All eight engines returned plausible summaries. They agreed on the broad strokes. I wrote the reference file, committed it, and moved on.
An hour later I went back and actually fetched the four primary sources directly. I had made a significant error.
My “12-Factor CLI adaptation” section was based on the 12 Factor App methodology — Heroku’s well-known backend service guide from 12factor.net. One codebase, explicit dependencies, config via environment, backing services as attached resources, build-release-run, stateless processes, port binding, concurrency, disposability, dev-prod parity, logs as event streams, admin processes.
That is not what Jeff Dickey’s “12 Factor CLI Apps” is about. His twelve factors, from the 2018 Medium post that grew out of the oclif framework, are CLI-specific: great help, flags-over-args, version output, stream discipline, error message structure, when-to-be-fancy, prompt-if-TTY, table formatting, speed targets, contribution guides, subcommand clarity, and XDG-spec.
Same branding, completely different content. Two real documents, similar titles, different authors, different concerns, different list.
The search engines hadn’t lied to me exactly. They had blurred two things together that share a name pattern and, because every engine synthesised from the same confused pool of secondary sources, they all agreed on the blur. Multi-engine convergence wasn’t giving me independent verification. It was amplifying a shared ambiguity.
This matters because I used the agreement as my correctness signal. “All eight summaries line up” felt like ground truth.

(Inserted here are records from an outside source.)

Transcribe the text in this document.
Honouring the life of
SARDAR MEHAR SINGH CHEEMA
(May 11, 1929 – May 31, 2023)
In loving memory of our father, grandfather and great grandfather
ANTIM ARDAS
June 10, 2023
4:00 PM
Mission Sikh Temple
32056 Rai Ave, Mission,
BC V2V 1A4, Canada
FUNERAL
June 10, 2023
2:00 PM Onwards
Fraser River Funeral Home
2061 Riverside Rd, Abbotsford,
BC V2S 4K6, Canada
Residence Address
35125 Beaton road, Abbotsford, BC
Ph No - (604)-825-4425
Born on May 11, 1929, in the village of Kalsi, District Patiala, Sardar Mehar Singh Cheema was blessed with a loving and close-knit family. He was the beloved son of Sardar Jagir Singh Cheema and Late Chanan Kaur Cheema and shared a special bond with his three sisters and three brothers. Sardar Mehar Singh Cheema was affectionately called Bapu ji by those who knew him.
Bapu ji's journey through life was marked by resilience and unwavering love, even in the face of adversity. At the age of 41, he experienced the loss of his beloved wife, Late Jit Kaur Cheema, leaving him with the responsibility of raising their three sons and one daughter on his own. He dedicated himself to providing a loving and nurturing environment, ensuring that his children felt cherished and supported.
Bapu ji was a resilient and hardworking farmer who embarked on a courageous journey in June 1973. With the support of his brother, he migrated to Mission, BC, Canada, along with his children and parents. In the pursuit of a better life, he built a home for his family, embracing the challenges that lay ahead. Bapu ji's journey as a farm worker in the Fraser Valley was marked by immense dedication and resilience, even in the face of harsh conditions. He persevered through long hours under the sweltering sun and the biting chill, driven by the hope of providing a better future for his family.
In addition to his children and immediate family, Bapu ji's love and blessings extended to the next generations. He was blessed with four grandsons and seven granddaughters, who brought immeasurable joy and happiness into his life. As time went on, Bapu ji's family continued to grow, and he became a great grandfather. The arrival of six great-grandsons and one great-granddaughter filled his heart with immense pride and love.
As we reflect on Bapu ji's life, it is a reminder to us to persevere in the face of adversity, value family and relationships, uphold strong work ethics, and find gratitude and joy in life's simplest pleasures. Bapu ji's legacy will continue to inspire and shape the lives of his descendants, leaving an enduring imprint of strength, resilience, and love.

It wasn’t. It was noise amplification.
The fix was to fetch the four primary URLs directly, diff them against my synthesis, and rewrite the incorrect sections. When I did, I also found I had missed entire principles from clig.dev — Empathy, Chaos, Conversation-as-norm, Signals, Analytics — that the search summaries had skipped over. And joelclaw’s agent-CLI piece turned out to be much richer than the excerpts suggested: HATEOAS response envelopes with typed parameter templates, NDJSON streaming with discriminator types, exact schemas for success/error/stream events. None of that came through the secondary summaries at meaningful fidelity.
The lesson for anyone using AI-assisted research, and especially anyone writing documentation that other agents will cite:
Search summaries are a pre-read, not a source of truth. They tell you what’s out there. They are not a substitute for reading the thing.

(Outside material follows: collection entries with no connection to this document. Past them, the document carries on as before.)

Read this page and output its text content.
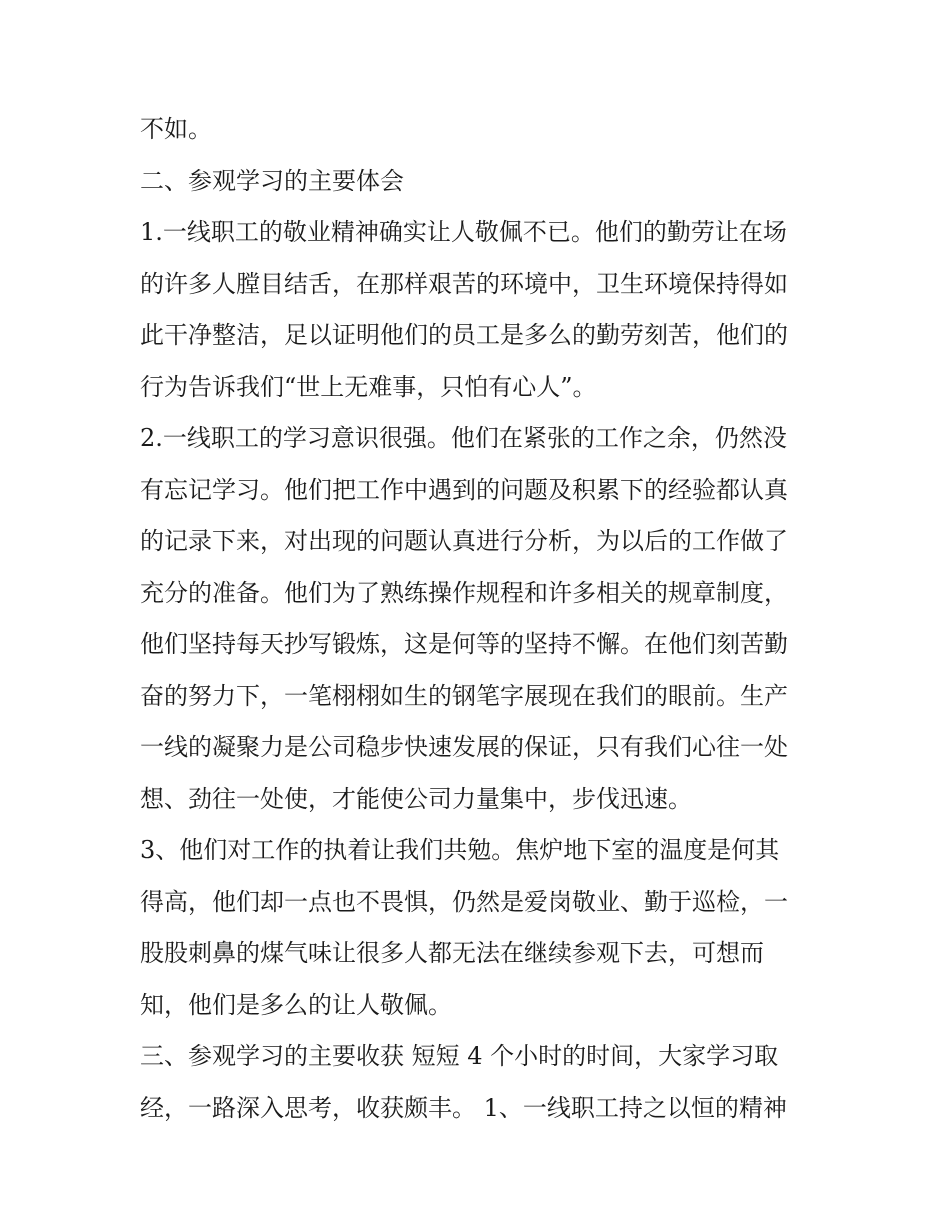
不如。
二、参观学习的主要体会
1.一线职工的敬业精神确实让人敬佩不已。他们的勤劳让在场
的许多人膛目结舌，在那样艰苦的环境中，卫生环境保持得如
此干净整洁，足以证明他们的员工是多么的勤劳刻苦，他们的
行为告诉我们“世上无难事，只怕有心人”。
2.一线职工的学习意识很强。他们在紧张的工作之余，仍然没
有忘记学习。他们把工作中遇到的问题及积累下的经验都认真
的记录下来，对出现的问题认真进行分析，为以后的工作做了
充分的准备。他们为了熟练操作规程和许多相关的规章制度，
他们坚持每天抄写锻炼，这是何等的坚持不懈。在他们刻苦勤
奋的努力下，一笔栩栩如生的钢笔字展现在我们的眼前。生产
一线的凝聚力是公司稳步快速发展的保证，只有我们心往一处
想、劲往一处使，才能使公司力量集中，步伐迅速。
3、他们对工作的执着让我们共勉。焦炉地下室的温度是何其
得高，他们却一点也不畏惧，仍然是爱岗敬业、勤于巡检，一
股股刺鼻的煤气味让很多人都无法在继续参观下去，可想而
知，他们是多么的让人敬佩。
三、参观学习的主要收获 短短 4 个小时的时间，大家学习取
经，一路深入思考，收获颇丰。 1、一线职工持之以恒的精神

Multi-engine agreement is a signal of stability, not correctness. Every engine can be wrong in the same way, especially when they’re all synthesising from the same tier of secondary sources. Disagreement between engines is useful information. Agreement between engines is not.

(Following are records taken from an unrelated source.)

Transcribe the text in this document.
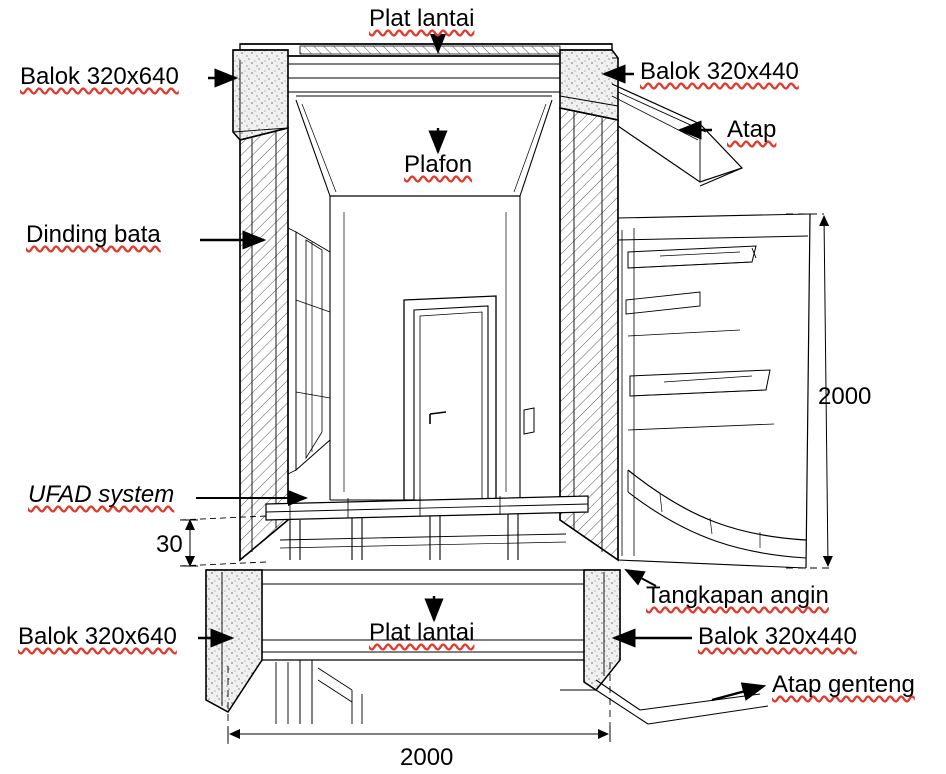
Plat lantai
Balok 320x640	Balok 320x440
Atap
Plafon
Dinding bata
UFAD system
Tangkapan angin
Balok 320x640	Plat lantai	Balok 320x440
Atap genteng
2000
2000
30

Watch for same-name collisions. The classic failure mode is two real documents with similar titles — 12 Factor App and 12 Factor CLI Apps, Twelve-Factor and Twelve-Factor CLI, REST and RESTful, MCP (Model Context Protocol) and MCP (Microsoft Certified Professional). When searches blur them together, no engine dissents, and the synthesis feels authoritative because the content is plausible. This is the trap.
Pay the primary-source tax on reference content. For anything that future sessions or colleagues will cite as authoritative, fetch the primary URLs, read them, diff against your draft. It costs ten minutes. The alternative is laundering a plausible hallucination into your knowledge base where it will be cited, elaborated on, and trusted long after anyone remembers where it came from.
I now stamp reference files with a verified_against_primary_sources: YYYY-MM-DD frontmatter field so future readers can tell the synthesised from the grounded. It’s a small tax on the writer and a large signal for the reader.
The cheapest mistake to make in AI-assisted research is trusting the agreement of sources that share a confusion. Fetch the originals.